Dohrmann also expanded on Pryor's mad equipment loot on a radio blitz yesterday:
He believes that Pryor traded, “more than 20 items, including game-worn shoulder pads, multiple helmets, Nike cleats, jerseys, game pants and more” for tattoos or cash. This, Dohrmann argues, should prove OSU was aware (or should have been aware) of what was going on. How could they not notice how much equipment was going missing?
If true that is another step towards a lack of institutional control charge. Pryor's cars and one SI reporter managing to expand the tattoo business to 28 players when OSU's internal investigation-type substance concluded the six players mentioned in the federal report were the only bad apples take the Buckeyes' issues from a Tressel problem to an OSU problem. Take it from John Cooper:
“Compliance is not doing their job when this kind of stuff happens and they act like they don’t know about it. When I was coaching over there, compliance was around everywhere. It’s almost like they were trying to find us violating a rule.”
That is kind of compliance's purpose.
Is Cooper trying to help there or just so incensed this crap got laid in Tressel's lap when the institution has a responsibility to take care of this stuff before the head coach has an opportunity to "make a mistake*"?

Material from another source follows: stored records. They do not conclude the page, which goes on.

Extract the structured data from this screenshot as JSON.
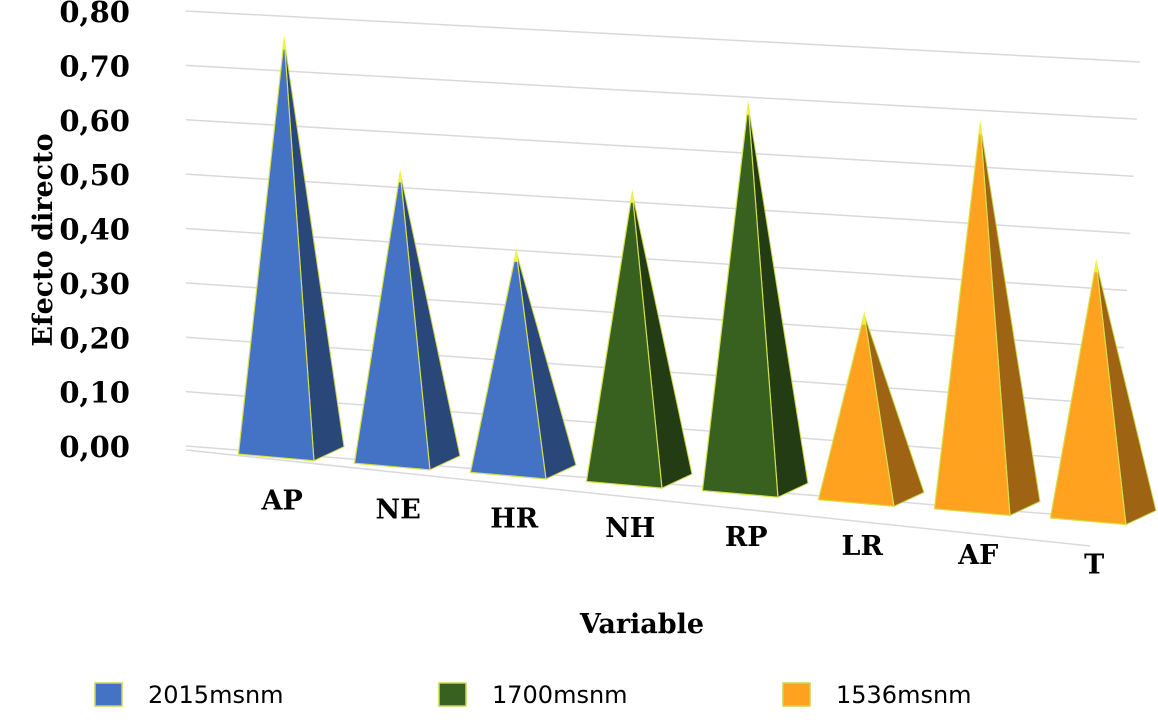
{
  "chart_data": {
    "type": "bar",
    "style": "3d-pyramid",
    "xlabel": "Variable",
    "ylabel": "Efecto directo",
    "ylim": [
      0,
      0.8
    ],
    "yticks": [
      "0,00",
      "0,10",
      "0,20",
      "0,30",
      "0,40",
      "0,50",
      "0,60",
      "0,70",
      "0,80"
    ],
    "grid": true,
    "legend_position": "bottom",
    "categories": [
      "AP",
      "NE",
      "HR",
      "NH",
      "RP",
      "LR",
      "AF",
      "T"
    ],
    "values": [
      0.75,
      0.52,
      0.39,
      0.51,
      0.68,
      0.32,
      0.67,
      0.44
    ],
    "bar_series": [
      "2015msnm",
      "2015msnm",
      "2015msnm",
      "1700msnm",
      "1700msnm",
      "1536msnm",
      "1536msnm",
      "1536msnm"
    ],
    "series": [
      {
        "name": "2015msnm",
        "color": "#4472C4",
        "categories": [
          "AP",
          "NE",
          "HR"
        ]
      },
      {
        "name": "1700msnm",
        "color": "#38611F",
        "categories": [
          "NH",
          "RP"
        ]
      },
      {
        "name": "1536msnm",
        "color": "#FFA21F",
        "categories": [
          "LR",
          "AF",
          "T"
        ]
      }
    ]
  }
}
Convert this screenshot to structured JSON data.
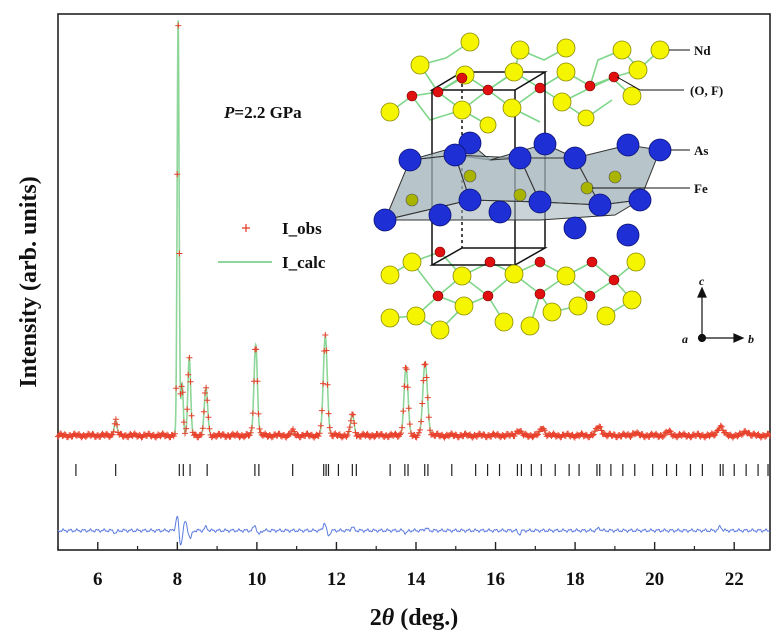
{
  "chart_data": {
    "type": "scatter",
    "title": "",
    "xlabel": "2θ (deg.)",
    "xlabel_parts": {
      "prefix": "2",
      "symbol": "θ",
      "suffix": " (deg.)"
    },
    "ylabel": "Intensity (arb. units)",
    "xlim": [
      5,
      22.9
    ],
    "xticks": [
      6,
      8,
      10,
      12,
      14,
      16,
      18,
      20,
      22
    ],
    "ylim": [
      -0.22,
      1.02
    ],
    "pressure_annotation": {
      "symbol": "P",
      "rest": "=2.2 GPa"
    },
    "legend_position": "center-left",
    "baseline": 0.045,
    "peaks": [
      {
        "x": 6.45,
        "h": 0.035,
        "w": 0.05
      },
      {
        "x": 8.02,
        "h": 0.96,
        "w": 0.035
      },
      {
        "x": 8.12,
        "h": 0.12,
        "w": 0.04
      },
      {
        "x": 8.3,
        "h": 0.18,
        "w": 0.05
      },
      {
        "x": 8.72,
        "h": 0.11,
        "w": 0.06
      },
      {
        "x": 9.97,
        "h": 0.21,
        "w": 0.06
      },
      {
        "x": 10.9,
        "h": 0.01,
        "w": 0.06
      },
      {
        "x": 11.72,
        "h": 0.23,
        "w": 0.07
      },
      {
        "x": 12.4,
        "h": 0.05,
        "w": 0.06
      },
      {
        "x": 13.75,
        "h": 0.16,
        "w": 0.07
      },
      {
        "x": 14.23,
        "h": 0.17,
        "w": 0.08
      },
      {
        "x": 16.58,
        "h": 0.012,
        "w": 0.08
      },
      {
        "x": 17.18,
        "h": 0.018,
        "w": 0.08
      },
      {
        "x": 18.6,
        "h": 0.02,
        "w": 0.1
      },
      {
        "x": 19.5,
        "h": 0.006,
        "w": 0.08
      },
      {
        "x": 20.35,
        "h": 0.008,
        "w": 0.09
      },
      {
        "x": 21.65,
        "h": 0.022,
        "w": 0.09
      },
      {
        "x": 22.3,
        "h": 0.01,
        "w": 0.09
      }
    ],
    "reflection_positions": [
      5.45,
      6.45,
      8.05,
      8.15,
      8.32,
      8.75,
      9.95,
      10.05,
      10.9,
      11.68,
      11.74,
      11.8,
      12.05,
      12.4,
      12.5,
      13.35,
      13.72,
      13.8,
      14.22,
      14.3,
      14.9,
      15.5,
      15.8,
      16.1,
      16.55,
      16.65,
      16.9,
      17.15,
      17.5,
      17.85,
      18.1,
      18.55,
      18.62,
      18.9,
      19.2,
      19.5,
      19.95,
      20.3,
      20.55,
      20.9,
      21.2,
      21.65,
      21.72,
      22.0,
      22.3,
      22.6,
      22.85
    ],
    "difference_curve": {
      "offset": -0.175,
      "features": [
        {
          "x": 6.45,
          "a": -0.006
        },
        {
          "x": 8.0,
          "a": 0.035
        },
        {
          "x": 8.08,
          "a": -0.035
        },
        {
          "x": 8.2,
          "a": 0.02
        },
        {
          "x": 8.33,
          "a": -0.018
        },
        {
          "x": 8.72,
          "a": 0.008
        },
        {
          "x": 9.95,
          "a": 0.012
        },
        {
          "x": 10.05,
          "a": -0.01
        },
        {
          "x": 11.7,
          "a": 0.018
        },
        {
          "x": 11.8,
          "a": -0.012
        },
        {
          "x": 12.4,
          "a": 0.008
        },
        {
          "x": 13.75,
          "a": -0.006
        },
        {
          "x": 14.25,
          "a": 0.006
        },
        {
          "x": 16.6,
          "a": -0.008
        },
        {
          "x": 18.6,
          "a": 0.006
        },
        {
          "x": 21.65,
          "a": 0.01
        }
      ]
    },
    "series": [
      {
        "name": "I_obs",
        "marker": "+",
        "color": "#e8412c"
      },
      {
        "name": "I_calc",
        "style": "line",
        "color": "#8fd69a"
      },
      {
        "role": "bragg positions",
        "marker": "|",
        "color": "#222222"
      },
      {
        "role": "difference",
        "style": "line",
        "color": "#5b7be0"
      }
    ]
  },
  "structure_inset": {
    "labels": {
      "nd": "Nd",
      "of": "(O, F)",
      "as": "As",
      "fe": "Fe"
    },
    "axes": {
      "c": "c",
      "a": "a",
      "b": "b"
    },
    "colors": {
      "nd": "#f5f500",
      "of": "#e01010",
      "as": "#1f2fd6",
      "fe": "#a8b400",
      "bond": "#7fd68a",
      "polyhedron": "#9fb0b8"
    }
  }
}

*[This is an Ohio-based idiom that means "continue your decades-long pattern of malfeasance." /themoreyouknow.]
Hat. What does Les Miles think of oversigning?
“I said that there has to be an alligator handler in every class. In fact Troy has got the swamp people. We’ve got to make sure that we keep a quality contingent of free-spirited men around.”
There's some sort of explanation for that, but your life will be a little bit better if you have absolutely no context for that statement.
Truth. Daniel Tosh on Michigan State:
At least those girls got communications PhDs for the video.
Etc.: local woman says she has photos of "shenanigans" going on last December—after the NCAA had suspended various Buckeyes.
One of my favorite hockey bloggers went to England to check out Blackpool's failed attempt to avoid relegation and comes back with a picture of the way English fans see their clubs that contrasts mightily with resigned Americans and their pro leagues. It's a good start if you ever want to explain why college is more important than the pros to you.
Matt Hayes has an interestingly Machiavellian proposal for the BCS: let the Mountain West get an autobid the next two years in near-accordance with their standards (the MWC barely misses on one of the three BCS autobid criteria), then take it away once Utah, BYU, and TCU evaporate.
BWS on the Ray Small trashing. Stop snitching, etc.